Titanic: 100 anos depois

No dia 14 de Abril de 1912, um Domingo, às 11:40 da noite, o Titanic chocou-se com um iceberg no mar gelado do Atlântico Norte, afundando em menos de três horas, e matando cerca de três quartos das 2.224 pessoas que estavam a bordo.

Este mês, em que se completa 100 anos da tragédia, o escritor científico Richard Corfield, em um artigo publicado na Physicsworld.com,  nos revela que o acidente pode não ter ocorrido tão somente devido a uma série de erros e acontecimentos que propiciaram uma perfeita sequência de circunstâncias que levariam o navio ao seu destino final, mas também em parte por uma negligência da ciência usada pelos seus construtores, bem como devido a alguns fatores físicos, envolvendo o clima - que afetou as correntes marítimas - e até mesmo uma influência das posições do Sol e da Lua nas marés oceânicas. Eu resolvi fazer aqui um resumo e adaptação do texto de autoria de Corfield, para que os leitores do blog possam compartilhar.

Por que o Titanic afundou tão rapidamente?

Esta é uma das principais perguntas que se faz sobre este acidente. Afinal de contas, se houvesse mais tempo, muitas vidas poderiam ter sido poupadas pela chegada de outros navios de resgate.
O Titanic incorporava o que havia de mais moderno em tecnologia para a época, com o intuito de garantir a sua segurança. Por exemplo, ele foi um dos primeiros a ter divisórias transversais seladas, que cruzavam toda a embarcação perpendicularmente ao eixo longitudinal, com portas operadas eletricamente, e que poderiam ser fechadas a qualquer momento, evitando que a água passasse de um compartimento para outro.
O casco era feito de aço macio (aço com um teor máximo de carbono de 0,35%, manganês 0,7% e 0,5% de silício) e as placas que o compunham eram mantidas unidas por três milhões de rebites de aço e ferro forjado. Apesar de os rebites de aço serem mais fortes do que os de ferro forjado, por razões técnicas e também econômicas eles só foram usados em três quintos do comprimento do navio, na parte central do casco, em que não há curvaturas muito acentuadas, o que veremos com mais detalhes adiante.

Os fatos físicos
Há um aspecto do desastre do Titanic que ficou evidenciado a partir do momento em que o navio bateu no iceberg: Se mais de quatro dos 16 compartimentos em que o espaço interior do Titanic foi dividido fossem inundados, o navio não poderia permanecer à tona. O projetista do Titanic, Thomas Andrews estava a bordo e foi convidado pelo capitão Edward Smith para acompanhá-lo a fim de avaliar os danos causados imediatamente após a colisão. Quando Andrews observou o estrago, alertou Smith de que como havia seis compartimentos rompidos, o Titanic certamente iria afundar.
A ciência por trás do naufrágio do Titanic teve de esperar 90 anos para ser explorada. Seus destroços no fundo do mar foram descobertos pelo submergível Alvin durante uma expedição franco-americana em 1985, na qual se destacava o oceanógrafo e arqueólogo Robert Ballard.

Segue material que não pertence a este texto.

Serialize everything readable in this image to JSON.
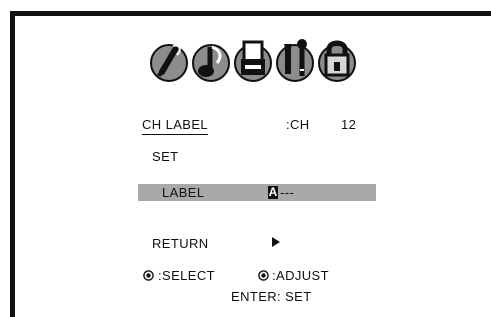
{
  "menu_icons": [
    {
      "name": "picture-icon"
    },
    {
      "name": "audio-icon"
    },
    {
      "name": "setup-icon"
    },
    {
      "name": "tools-icon"
    },
    {
      "name": "lock-icon"
    }
  ],
  "screen": {
    "title": "CH LABEL",
    "channel_prefix": ":CH",
    "channel_number": "12",
    "set_label": "SET",
    "label_item": "LABEL",
    "label_value_first": "A",
    "label_value_rest": "---",
    "return_label": "RETURN",
    "select_hint": ":SELECT",
    "adjust_hint": ":ADJUST",
    "enter_hint": "ENTER: SET"
  },
  "colors": {
    "highlight": "#a9a9a9",
    "frame": "#111111"
  }
}
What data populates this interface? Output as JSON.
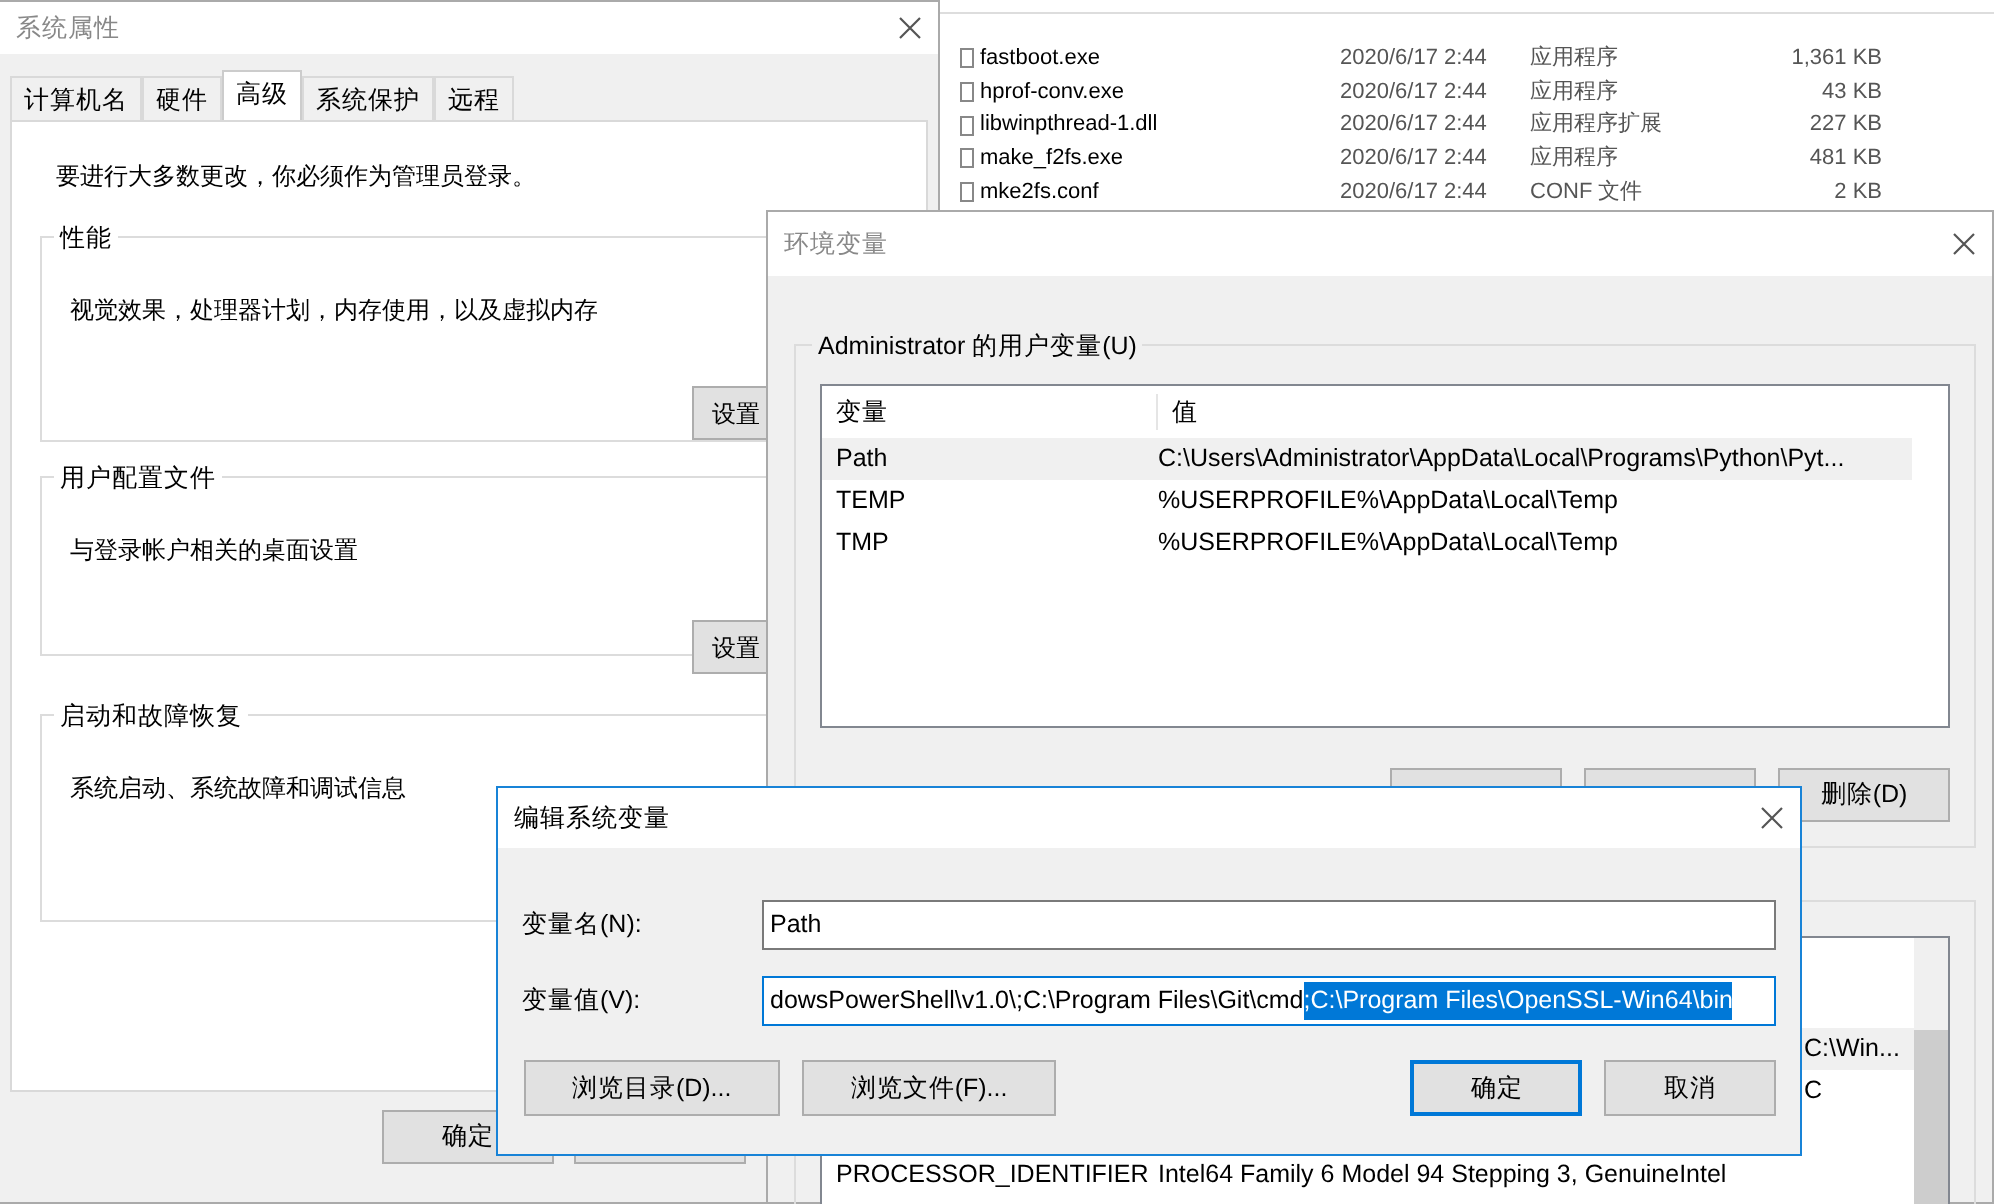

Uma primeira tentativa de explicar a causa do naufrágio rápido do Titanic foi relacionada a testes físicos no aço usado nas placas do navio. Testes preliminares feitos por metalúrgicos no Canadá sugeriram que o aço das placas de seu casco tornava-se frágil a cerca de 32°C. Isto contrasta com os aços modernos, onde a temperatura  de transição dúctil-frágil é de -27°C. No entanto, testes mais sensíveis que foram realizados, e que se aproximam mais das características do impacto do Titanic com o iceberg, sugerem que o aço do chapeamento do navio foi suficiente para dobrar-se, ao invés de fraturar. Em meados de 2000, dois metalúrgicos, Tim Foecke, do Instituto Nacional de Padrões e Tecnologia dos EUA, e, em seguida, Jennifer Hooper McCarty, da Universidade Johns Hopkins, também dos EUA, concentraram a atenção sobre a composição dos rebites do Titanic. Eles combinaram a análise metalúrgica com uma varredura metódica através dos registros da Harland and Wolff, em Belfast, estaleiro onde o Titanic foi construído. Combinando análise física e histórica, eles descobriram que os rebites que fixavam as chapas de aço leve do casco do Titanic, não eram de composição uniforme ou de qualidade, e não tinham sido inseridos de maneira que ficassem igualmente espaçados uns dos outros.
Foto dos rebites usados na construção do Titanic
Especificamente, Foecke e McCarty descobriram que os rebites da parte da frente e os da parte traseira, correspondentes a dois quintos do comprimento total do casco, eram de qualidade inferior quando comparados aos usados na parte do meio do casco, e além disso, tinham sido inseridos manualmente. A razão para isto é que, no momento da construção do Titanic, as prensas hidráulicas usadas para inserir os rebites no meio do casco, e que correspondiam a três quintos do navio, não podiam operar em lugares onde a curvatura do casco era muito acentuada, isto é, nas pontas da embarcação. Além disso,  pode ter ocorrido simplesmente uma redução de custos.
Os rebites de qualidade inferior eram mais baratos, mas tinham uma maior concentração de impurezas, conhecidas como "escória". Esta maior concentração de escória significava que os rebites estariam particularmente vulneráveis às tensões de cisalhamento - justamente o tipo de impacto que foram submetidos naquela noite de Abril de 1912. Testes de laboratório demonstraram que nas cabeças destes rebites podem ter surgido pressões extremas, que teriam permitido que as placas de aço se soltassem no casco, expondo suas câmaras internas ao ataque das águas.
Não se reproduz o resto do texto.